Jaime Soto (top) and Mike Andriano (bottom) have been playing
great, and it shows.

Jaime Soto (top) and Mike Andriano (bottom) have been playing great, and it shows.

Ryan Thomas

At the start of the 2007 baseball season, it was proclaimed that pitching wins championships and offense sells tickets. Well not quite, apparently. At this point in the season, the Beacon offense couldn’t sell a bottle of water to a hapless, parched Boston Marathon runner after 26.2 miles.

After 26 games played, the Beacon offense is dwelling in the basement of almost every offensive statistical category. Yes, pitching wins championships, but a team can’t win without run support. Since the Beacons won 11-7 on April 11, bringing their record to a respectable 10-8, the UMass bats have been collecting dust, leading to these statistics:

• .272 team batting average, worst in conference (63 points behind).• .360 slugging percentage, worst in conference (119 points behind).• .345 on-base percentage, worst in conference (67 points behind).• 131 runs scored, second worst in conference (102 behind).• 215 hits, worst in conference (96 behind).• 105 runs batted in, worst in conference (93 behind).• 284 total bases, worst in conference (150 behind)• Fewest doubles (36) and homeruns (3) in conference (23 and 17 behind respectively).• 68 walks, worst in conference (55 behind).

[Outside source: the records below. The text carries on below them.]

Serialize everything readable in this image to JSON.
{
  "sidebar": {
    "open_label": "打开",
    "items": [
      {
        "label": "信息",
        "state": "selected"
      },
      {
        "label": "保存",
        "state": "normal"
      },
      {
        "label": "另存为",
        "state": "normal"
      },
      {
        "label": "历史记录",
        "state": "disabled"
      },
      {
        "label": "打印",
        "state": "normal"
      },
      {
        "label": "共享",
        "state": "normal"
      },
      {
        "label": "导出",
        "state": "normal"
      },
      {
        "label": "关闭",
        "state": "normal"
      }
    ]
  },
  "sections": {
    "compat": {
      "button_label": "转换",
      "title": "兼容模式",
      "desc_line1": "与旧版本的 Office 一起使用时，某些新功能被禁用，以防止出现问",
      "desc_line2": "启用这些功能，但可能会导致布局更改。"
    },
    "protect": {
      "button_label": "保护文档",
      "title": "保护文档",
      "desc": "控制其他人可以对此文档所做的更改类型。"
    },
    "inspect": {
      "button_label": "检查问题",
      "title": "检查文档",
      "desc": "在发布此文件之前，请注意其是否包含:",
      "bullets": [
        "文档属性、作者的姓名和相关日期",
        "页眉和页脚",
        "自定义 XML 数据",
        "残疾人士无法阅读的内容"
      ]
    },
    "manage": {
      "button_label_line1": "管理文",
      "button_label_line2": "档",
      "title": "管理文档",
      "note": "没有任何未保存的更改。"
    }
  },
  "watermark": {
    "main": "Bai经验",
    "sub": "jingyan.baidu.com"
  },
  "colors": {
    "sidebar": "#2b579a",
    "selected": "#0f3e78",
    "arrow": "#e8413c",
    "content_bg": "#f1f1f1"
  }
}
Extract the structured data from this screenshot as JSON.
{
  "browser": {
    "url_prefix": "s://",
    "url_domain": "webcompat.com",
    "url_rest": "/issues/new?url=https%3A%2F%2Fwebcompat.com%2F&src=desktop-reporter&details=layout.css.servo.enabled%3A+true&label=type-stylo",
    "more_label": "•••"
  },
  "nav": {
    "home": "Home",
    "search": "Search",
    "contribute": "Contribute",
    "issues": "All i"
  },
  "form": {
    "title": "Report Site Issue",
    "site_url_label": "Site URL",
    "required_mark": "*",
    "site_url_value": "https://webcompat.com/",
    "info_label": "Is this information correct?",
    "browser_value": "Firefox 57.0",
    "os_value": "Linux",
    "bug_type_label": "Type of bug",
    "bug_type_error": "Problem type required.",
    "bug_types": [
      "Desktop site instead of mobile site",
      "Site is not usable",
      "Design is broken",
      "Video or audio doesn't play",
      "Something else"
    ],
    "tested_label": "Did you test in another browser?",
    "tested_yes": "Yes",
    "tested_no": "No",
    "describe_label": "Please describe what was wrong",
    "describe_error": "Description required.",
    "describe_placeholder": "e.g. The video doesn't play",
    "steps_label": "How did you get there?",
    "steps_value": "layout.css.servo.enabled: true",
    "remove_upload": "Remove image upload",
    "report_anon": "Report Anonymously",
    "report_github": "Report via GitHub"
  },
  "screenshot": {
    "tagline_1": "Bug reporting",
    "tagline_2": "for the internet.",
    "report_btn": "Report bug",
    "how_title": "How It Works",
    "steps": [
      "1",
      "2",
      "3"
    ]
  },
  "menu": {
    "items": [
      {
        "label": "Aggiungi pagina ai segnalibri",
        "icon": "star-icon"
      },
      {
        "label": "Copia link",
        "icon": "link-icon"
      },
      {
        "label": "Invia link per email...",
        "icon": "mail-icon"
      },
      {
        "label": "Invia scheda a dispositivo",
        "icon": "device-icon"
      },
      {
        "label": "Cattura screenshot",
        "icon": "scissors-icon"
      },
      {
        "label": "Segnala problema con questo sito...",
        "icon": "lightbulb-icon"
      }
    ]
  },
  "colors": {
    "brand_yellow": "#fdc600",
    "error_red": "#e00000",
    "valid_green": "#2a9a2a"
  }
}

Since the Beacons scored 11 runs in their win against Worcester State College, their offense has been all but dormant aside from senior pitcher and first baseman Jaime Soto. Soto has been on fire, going 9-21 (.430 BA) over his last five games with six RBI’s and one homerun. Soto also recorded the team’s only win since April 11 when he went the distance in a 5-3 complete-game win over the University of Southern Maine on April 22. Soto surrendered 10 hits and 4 walks while striking out a season-high 7 Huskies en route to only the second win in almost a month for the haphazard Beacons. From the start, the Beacons pitching staff has been very solid and consistent on the mound. Coach Brendan Eygabroat has done a commendable job of recruiting young pitching talent to UMass Boston’s baseball team, most notably freshman workhorse Mike Andriano and junior transfer Tom Michael. This season Andriano won Rookie Pitcher of the Week honors.

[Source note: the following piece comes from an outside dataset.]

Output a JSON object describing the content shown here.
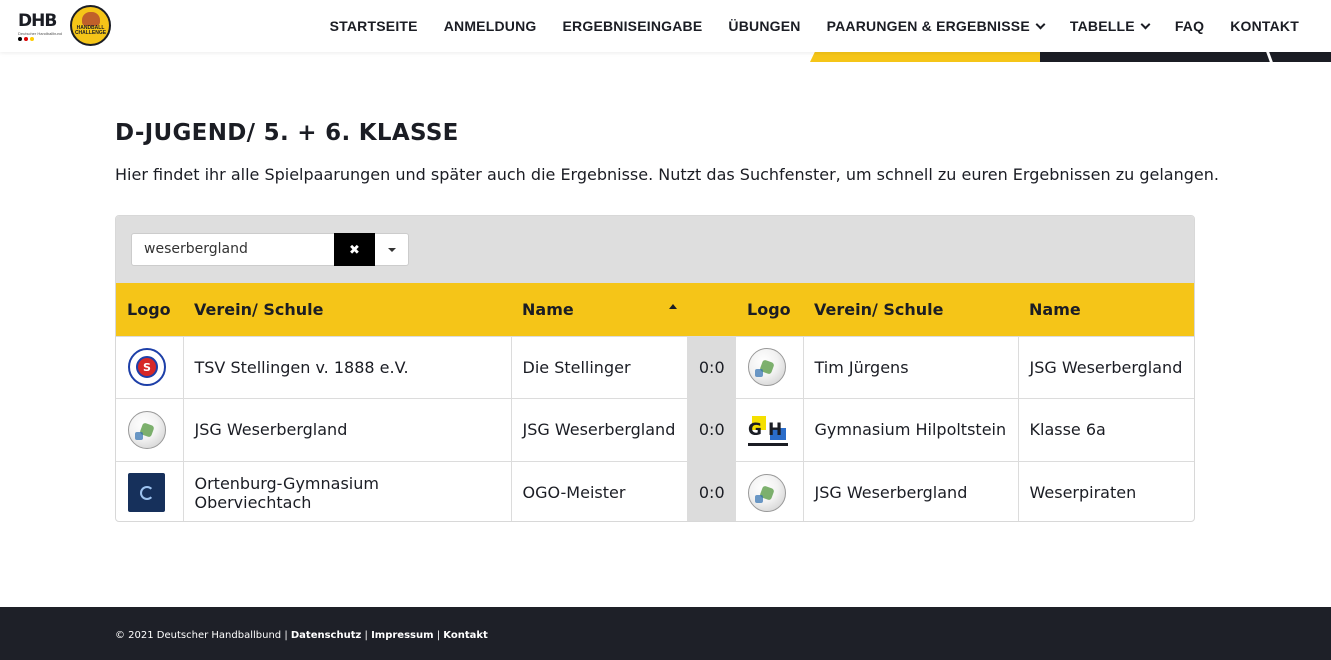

The Beacons rank fourth in team ERA (4.27), second in opponent’s batting average (.260), they lead the conference in fewest hits allowed by far (only 201, the second fewest is Southern Maine with 225) and fewest earned runs allowed (93). They have issued the fewest walks (78) and have held their opponents to only two homeruns in 26 games this season, also tops in the conference.

The Beacons have eight games remaining on their schedule, with two possible make-up games. If Jaime Soto’s bat can jump start the rest of the slumping UMass offense, there’s no doubt that the Beacons can put together a string of wins and climb right back into the Little East Conference playoff race. The pitching is there, it’s been there all season. It’s just a matter of scoring more than three runs a game and putting some decisions in the left-hand column. Prove me wrong Beacons. Show me your offense can sell some tickets so your pitching can win some championships. Or at least some big games anyway.